Cette méfiance est compréhensible car au-delà de l’abandon, déjà annoncé, d’une bonne partie de leurs créances envers la Grèce, les banques subissent aussi des pertes sur leurs portefeuilles obligataires dont la valeur se déprécie. De plus, faute de visibilité sur la santé financière de leurs partenaires, elles hésitent à se prêter de l’argent entre elles (sur le marché interbancaire), ce qui conduit au gel de ce marché. Et cet assèchement du crédit a hélas des conséquences importantes. Tout d’abord pour les Etats. Depuis toujours, les banques jouent un rôle majeur dans le financement de la dette publique. Considérée globalement comme très sûre, la dette étatique représente ainsi une part importante des fonds propres des banques et une des pierres angulaires de leur fonctionnement. Or, au moment même où elles sont priées d’augmenter leurs fonds propres pour améliorer leur résistance en cas d'éventuels chocs, les dettes souveraines européennes s’avèrent moins sûres qu’avant. Et quand leur valeur s’effondre, les pertes subies érodent les fonds propres des banques. Celles-ci sont donc de plus en plus réticentes à acheter de la dette souveraine ou seulement à des taux très élevés, ce qui pose à son tour un problème de taille pour les Etats. La crise de 2008-2009 a en effet provoqué une réduction des recettes fiscales tout en contraignant les Etats à intervenir pour stimuler l’économie. Les déficits se sont alors succédés, aggravant la dette qui est passée, pour l’ensemble des pays de l’OCDE, de 73,3 % du PIB en 2007 à 101,6 % en 2011.
L’assèchement du crédit a aussi son lot de conséquences néfastes pour le secteur privé. D’abord parce qu'il contraint nombre de banques à chercher du financement auprès de la BCE, ce qui n'est jamais très rassurant, sous peine de ne pas pouvoir honorer toutes leurs obligations. Ensuite parce qu'il pèse sur la capacité des consommateurs et des entreprises à consommer et investir, ce qui freine l’activité économique.

 

Les Etats priés de venir en aide aux banques

Si nos économies dépendent du crédit et nos Etats des banques pour placer leur dette, les banques peuvent aussi se tourner vers les Etats en cas de problème, les entraînant parfois dans une spirale de dette négative, d'austérité et, in fine, de récession, comme en Irlande et en Islande. Les candidats à l’entrée dans un tel cercle vicieux sont aujourd'hui nombreux. Souffrant de l’explosion de la bulle immobilière, les banques espagnoles devraient encore voir leurs pertes se creuser, au point que Madrid doit imposer un remède de cheval pour remettre de l’ordre dans ses comptes publics. La France est elle sous la menace d'une dégradation de son rating AAA en raison, en partie, de ses banques fragilisées et qui pourraient aggraver une dette publique déjà importante en cas d'intervention pour leur venir en aide. Quant à la Belgique, sa note a déjà été abaissée d’un cran par Standard & Poor’s et de deux crans par Moody’s en raison, notamment, de l’éclatement de Dexia et des coûts que cela pourrait comporter pour l’Etat... 
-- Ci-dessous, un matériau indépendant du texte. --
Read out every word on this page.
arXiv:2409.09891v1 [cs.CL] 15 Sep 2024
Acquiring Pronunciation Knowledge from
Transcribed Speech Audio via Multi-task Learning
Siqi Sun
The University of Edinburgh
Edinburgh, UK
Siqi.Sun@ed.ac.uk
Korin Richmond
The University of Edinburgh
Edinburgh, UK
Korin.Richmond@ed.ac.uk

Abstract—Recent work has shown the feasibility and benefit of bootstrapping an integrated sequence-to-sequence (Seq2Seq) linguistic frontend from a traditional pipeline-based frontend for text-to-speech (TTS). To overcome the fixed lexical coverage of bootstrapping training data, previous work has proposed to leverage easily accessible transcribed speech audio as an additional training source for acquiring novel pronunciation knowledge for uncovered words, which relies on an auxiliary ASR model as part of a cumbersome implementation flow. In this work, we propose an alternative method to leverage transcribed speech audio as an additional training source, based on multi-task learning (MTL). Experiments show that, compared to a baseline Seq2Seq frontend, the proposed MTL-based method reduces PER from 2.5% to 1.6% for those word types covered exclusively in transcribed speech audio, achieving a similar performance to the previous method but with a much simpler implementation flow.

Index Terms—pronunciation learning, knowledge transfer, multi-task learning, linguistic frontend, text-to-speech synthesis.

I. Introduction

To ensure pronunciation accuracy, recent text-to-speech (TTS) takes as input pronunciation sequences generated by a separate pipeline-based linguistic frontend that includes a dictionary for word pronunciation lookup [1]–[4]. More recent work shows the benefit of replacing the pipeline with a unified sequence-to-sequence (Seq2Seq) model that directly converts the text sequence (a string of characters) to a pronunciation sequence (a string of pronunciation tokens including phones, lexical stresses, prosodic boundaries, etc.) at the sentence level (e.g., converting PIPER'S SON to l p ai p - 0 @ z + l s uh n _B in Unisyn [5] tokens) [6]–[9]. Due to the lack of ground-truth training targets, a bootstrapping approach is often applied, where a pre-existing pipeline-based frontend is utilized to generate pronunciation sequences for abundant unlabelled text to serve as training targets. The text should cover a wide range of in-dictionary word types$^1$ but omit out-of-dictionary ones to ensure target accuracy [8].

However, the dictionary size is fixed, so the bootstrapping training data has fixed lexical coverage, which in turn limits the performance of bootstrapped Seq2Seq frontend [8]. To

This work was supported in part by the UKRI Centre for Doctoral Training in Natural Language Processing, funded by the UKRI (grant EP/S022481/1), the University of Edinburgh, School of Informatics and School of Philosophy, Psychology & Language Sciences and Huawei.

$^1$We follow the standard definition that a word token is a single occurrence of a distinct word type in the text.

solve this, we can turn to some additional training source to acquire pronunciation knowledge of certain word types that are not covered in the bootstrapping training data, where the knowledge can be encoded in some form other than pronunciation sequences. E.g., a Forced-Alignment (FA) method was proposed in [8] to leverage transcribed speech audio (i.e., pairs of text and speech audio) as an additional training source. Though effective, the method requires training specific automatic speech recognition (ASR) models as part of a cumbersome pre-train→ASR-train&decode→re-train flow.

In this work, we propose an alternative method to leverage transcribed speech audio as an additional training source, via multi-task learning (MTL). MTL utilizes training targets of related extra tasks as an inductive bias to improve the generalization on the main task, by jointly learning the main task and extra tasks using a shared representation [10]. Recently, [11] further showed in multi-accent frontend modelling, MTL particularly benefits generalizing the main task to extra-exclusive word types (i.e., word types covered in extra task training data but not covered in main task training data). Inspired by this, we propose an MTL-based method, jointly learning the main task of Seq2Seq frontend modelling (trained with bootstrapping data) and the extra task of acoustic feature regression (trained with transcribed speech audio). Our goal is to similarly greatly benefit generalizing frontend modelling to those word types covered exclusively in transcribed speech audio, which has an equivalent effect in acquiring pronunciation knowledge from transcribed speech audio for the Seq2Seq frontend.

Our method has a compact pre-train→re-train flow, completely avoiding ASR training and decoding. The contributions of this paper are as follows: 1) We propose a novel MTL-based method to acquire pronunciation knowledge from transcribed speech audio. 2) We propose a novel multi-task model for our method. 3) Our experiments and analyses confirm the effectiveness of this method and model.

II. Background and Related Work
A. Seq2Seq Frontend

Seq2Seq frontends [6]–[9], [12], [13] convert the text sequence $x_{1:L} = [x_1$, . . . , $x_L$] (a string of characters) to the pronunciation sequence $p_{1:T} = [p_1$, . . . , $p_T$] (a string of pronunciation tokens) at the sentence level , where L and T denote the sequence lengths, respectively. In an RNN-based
Même si le secteur bancaire a sa part de responsabilité dans l'endettement des Etats depuis 2008, il serait malvenu de lui imputer tous les maux de ces quatre dernières années. Car les excès commis sur le front du crédit ont aussi permis à nos économies de croître à des rythmes effrénés. Or, il n’existe pas d’alternative à ce modèle aujourd’hui. L’économie, les finances publiques et le secteur financier resteront donc liés longtemps encore et les Etats continueront à soutenir coûte que coûte le secteur financier.